Gelukkig!!! is er een eenvoudige manier om te horen en te zien! hoe het met de combinatie op uw draaitafel zit. Die Engelsen hebben er een spreekwoord voor; ‘the proof of the pudding, is in the eating’. Oftewel; de testplaat. Een testplaat is het mechanisch bewijs of de calculatie van die beruchte rekensom, inderdaad klopt.
In een notedop; nadat u uw speakers goed hebt neergezet; rekening houdend met in-fase en uit-fase, speelt u enkele tracks van de test elpee. Oh ja, uw draaitafel dient goed ingeregeld te zijn, anders heeft hetgeen hier volgt, minder zin.

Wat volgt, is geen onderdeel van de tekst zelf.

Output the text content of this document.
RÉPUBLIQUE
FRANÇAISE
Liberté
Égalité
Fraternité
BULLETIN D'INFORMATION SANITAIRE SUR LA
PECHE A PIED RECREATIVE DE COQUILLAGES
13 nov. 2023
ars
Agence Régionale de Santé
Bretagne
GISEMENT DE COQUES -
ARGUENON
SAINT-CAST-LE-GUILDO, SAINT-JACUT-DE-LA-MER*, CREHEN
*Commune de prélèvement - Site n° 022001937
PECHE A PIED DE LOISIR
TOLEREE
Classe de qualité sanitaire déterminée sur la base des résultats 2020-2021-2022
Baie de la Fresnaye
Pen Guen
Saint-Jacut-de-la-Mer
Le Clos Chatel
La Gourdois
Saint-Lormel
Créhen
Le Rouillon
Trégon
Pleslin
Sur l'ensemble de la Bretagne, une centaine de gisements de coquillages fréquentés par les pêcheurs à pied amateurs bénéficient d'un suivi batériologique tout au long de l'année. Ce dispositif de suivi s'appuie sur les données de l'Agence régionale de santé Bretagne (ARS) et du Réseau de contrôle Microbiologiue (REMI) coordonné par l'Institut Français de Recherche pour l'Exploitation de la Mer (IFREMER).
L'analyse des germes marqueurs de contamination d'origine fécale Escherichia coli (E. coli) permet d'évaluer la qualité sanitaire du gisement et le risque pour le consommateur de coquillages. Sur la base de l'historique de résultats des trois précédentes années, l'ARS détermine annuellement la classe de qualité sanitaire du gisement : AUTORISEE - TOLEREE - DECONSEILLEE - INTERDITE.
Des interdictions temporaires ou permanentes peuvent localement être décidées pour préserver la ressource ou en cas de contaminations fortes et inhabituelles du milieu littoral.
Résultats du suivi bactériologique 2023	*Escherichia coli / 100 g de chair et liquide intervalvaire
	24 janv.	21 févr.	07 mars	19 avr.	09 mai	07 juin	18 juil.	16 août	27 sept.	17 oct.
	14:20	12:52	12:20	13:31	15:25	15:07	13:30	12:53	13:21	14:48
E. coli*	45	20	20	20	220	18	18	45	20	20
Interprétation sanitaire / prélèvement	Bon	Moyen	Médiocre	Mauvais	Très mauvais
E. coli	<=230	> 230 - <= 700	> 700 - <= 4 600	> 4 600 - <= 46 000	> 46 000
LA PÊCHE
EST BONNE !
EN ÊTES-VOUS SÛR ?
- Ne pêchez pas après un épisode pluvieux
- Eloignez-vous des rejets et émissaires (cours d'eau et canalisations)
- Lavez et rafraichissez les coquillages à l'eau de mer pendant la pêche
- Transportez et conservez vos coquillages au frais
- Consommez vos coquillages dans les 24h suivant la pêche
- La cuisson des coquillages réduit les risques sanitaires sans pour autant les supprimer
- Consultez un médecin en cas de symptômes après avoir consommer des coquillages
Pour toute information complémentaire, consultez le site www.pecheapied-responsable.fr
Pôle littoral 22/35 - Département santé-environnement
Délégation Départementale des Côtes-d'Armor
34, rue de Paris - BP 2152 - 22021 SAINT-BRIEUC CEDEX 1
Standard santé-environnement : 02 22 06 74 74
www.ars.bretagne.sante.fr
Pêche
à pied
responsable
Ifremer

Allereerst is belangrijk om de bias/anti-skate/dwarsdrukcompensatie, naalddruk en azymuth goed in te stellen met behulp van die testplaat en uw oren. Daarna de arm/element Resonantie Frequentie test, zowel lateraal als verticaal. Tijdens deze ‘sweep’ ziet (en hoort) u wat er bij de verschillende frequenties gebeurt; vanaf 25 Hz naar 7 Hz. Op een bepaald moment ziet u de cantilever en arm behoorlijk schudden bij een bepaalde frequentie en dat is dan het antwoord op de beruchte rekensom. Volgens mijn testplaat is een resonantiefrequentie van 8 tot 15 Hz goed om praktisch elke plaat op de planeet af te kunnen spelen.

Nadat ik een arm/element inbouw en afregel, waarvan ik de uitkomst niet al ken, doe ik hier altijd een ‘rondje testplaat’. Want ik hou niet van rekenen. Wel van afrekenen. En dan ga ik ‘pudding’ eten. En genieten van muziek. Eindelijk.

Wat u ermee moet? Dat mag u helemaal zelf bepalen.

Laatste zucht; wat een hobby! Heerlijk!